It seems that maybe Salesforce co-founder and CEO Marc Benioff was protesting a bit too much when he gave what seemed like a genuinely heartfelt goodbye to his protégé, Bret Taylor, last week, insisting to anyone who would listen that he was heartbroken to lose his friend and mentee.
That might not be the whole story. The Wall Street Journal reported yesterday that there was tension between the two executives over Taylor’s role as co-CEO and his other job as Twitter board chair, a role he held until the end of October, when Elon Musk took over as owner and dissolved the board.
Certainly, the oddest part of the report was that people told the WSJ that Benioff was upset that Taylor wasn’t spending enough time on engineering and too much time with other CEOs and customers, a role that you would think Benioff would want his co-CEO to take on.
This was precisely the kind of thing that former co-CEO Keith Block brought to the job before he left the company in 2020. One would think that if the reason for Taylor’s departure was frustration at being unable to build something, engineering would be where he’d be spending the majority of his time.
The report went on to suggest that people were confused about which co-CEO to report to, which throws into focus the whole idea of the co-CEO role. As former Salesforce executive and current founder and CEO of Skyflow, Anshu Sharma, told TechCrunch earlier this week, it’s not really a role at all.
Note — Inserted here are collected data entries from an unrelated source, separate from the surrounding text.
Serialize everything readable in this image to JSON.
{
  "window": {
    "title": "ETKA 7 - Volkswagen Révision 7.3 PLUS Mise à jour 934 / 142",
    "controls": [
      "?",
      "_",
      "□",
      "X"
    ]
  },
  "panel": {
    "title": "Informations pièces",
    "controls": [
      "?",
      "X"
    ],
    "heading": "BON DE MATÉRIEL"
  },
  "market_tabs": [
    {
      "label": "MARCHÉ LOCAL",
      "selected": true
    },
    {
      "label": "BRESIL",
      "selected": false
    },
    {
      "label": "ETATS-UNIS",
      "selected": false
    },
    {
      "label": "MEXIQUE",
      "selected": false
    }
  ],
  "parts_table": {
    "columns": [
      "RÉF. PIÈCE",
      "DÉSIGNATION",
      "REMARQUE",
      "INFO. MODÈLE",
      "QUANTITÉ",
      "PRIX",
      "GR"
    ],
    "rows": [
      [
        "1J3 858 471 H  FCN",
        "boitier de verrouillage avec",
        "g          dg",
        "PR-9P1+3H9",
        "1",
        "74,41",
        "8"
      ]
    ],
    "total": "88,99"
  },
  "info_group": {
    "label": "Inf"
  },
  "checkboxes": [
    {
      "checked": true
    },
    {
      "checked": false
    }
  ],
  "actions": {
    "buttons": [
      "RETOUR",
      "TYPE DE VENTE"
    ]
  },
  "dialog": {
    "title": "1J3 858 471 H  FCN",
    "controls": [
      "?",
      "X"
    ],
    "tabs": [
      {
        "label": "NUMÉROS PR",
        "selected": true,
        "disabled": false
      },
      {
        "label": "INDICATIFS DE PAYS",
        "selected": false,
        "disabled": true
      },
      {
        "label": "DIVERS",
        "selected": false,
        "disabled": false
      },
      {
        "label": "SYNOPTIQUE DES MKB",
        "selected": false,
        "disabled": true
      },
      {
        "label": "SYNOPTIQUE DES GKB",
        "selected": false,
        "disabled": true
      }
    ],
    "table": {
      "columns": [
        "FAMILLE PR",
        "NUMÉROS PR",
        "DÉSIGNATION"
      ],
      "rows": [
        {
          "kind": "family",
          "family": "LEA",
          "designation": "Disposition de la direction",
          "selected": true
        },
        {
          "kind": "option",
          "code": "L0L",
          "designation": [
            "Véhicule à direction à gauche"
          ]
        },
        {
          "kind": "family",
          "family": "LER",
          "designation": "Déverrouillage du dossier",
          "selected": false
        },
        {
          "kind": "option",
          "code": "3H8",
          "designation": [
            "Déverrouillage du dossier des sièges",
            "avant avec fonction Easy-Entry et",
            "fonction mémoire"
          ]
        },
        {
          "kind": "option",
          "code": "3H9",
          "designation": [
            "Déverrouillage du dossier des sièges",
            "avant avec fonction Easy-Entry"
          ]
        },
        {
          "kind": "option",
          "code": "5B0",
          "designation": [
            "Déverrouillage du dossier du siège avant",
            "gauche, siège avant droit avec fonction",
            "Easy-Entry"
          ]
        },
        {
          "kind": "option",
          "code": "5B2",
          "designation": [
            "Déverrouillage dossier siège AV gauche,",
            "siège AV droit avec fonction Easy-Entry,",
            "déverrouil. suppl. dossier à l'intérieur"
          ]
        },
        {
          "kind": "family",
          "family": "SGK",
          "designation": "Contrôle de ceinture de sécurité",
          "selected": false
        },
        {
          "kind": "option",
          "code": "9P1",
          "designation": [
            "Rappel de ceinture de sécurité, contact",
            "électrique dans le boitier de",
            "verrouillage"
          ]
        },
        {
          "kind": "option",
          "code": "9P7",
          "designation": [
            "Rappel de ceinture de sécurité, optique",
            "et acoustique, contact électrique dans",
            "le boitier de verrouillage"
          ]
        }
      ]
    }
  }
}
“What the fuck is a co-CEO and why do you need one? Well, I mean, you have a CEO and four other CXOs. What does a co-CEO wake up in the morning and do that’s not already being done by a CEO?” he asked.
It’s a fair question, and if the WSJ report is accurate, it seems that people inside Salesforce, including Benioff himself, had trouble figuring it out.
It also begs the question of whether those were just crocodile tears from Benioff at the announcement last week. It sure sounds like Taylor’s decision to leave wasn’t just because he had a hankering to return to building, as we had been led to believe.
We sought comment from Salesforce, but the company did not respond to our request by the time of publication. Should that change, we will update the post.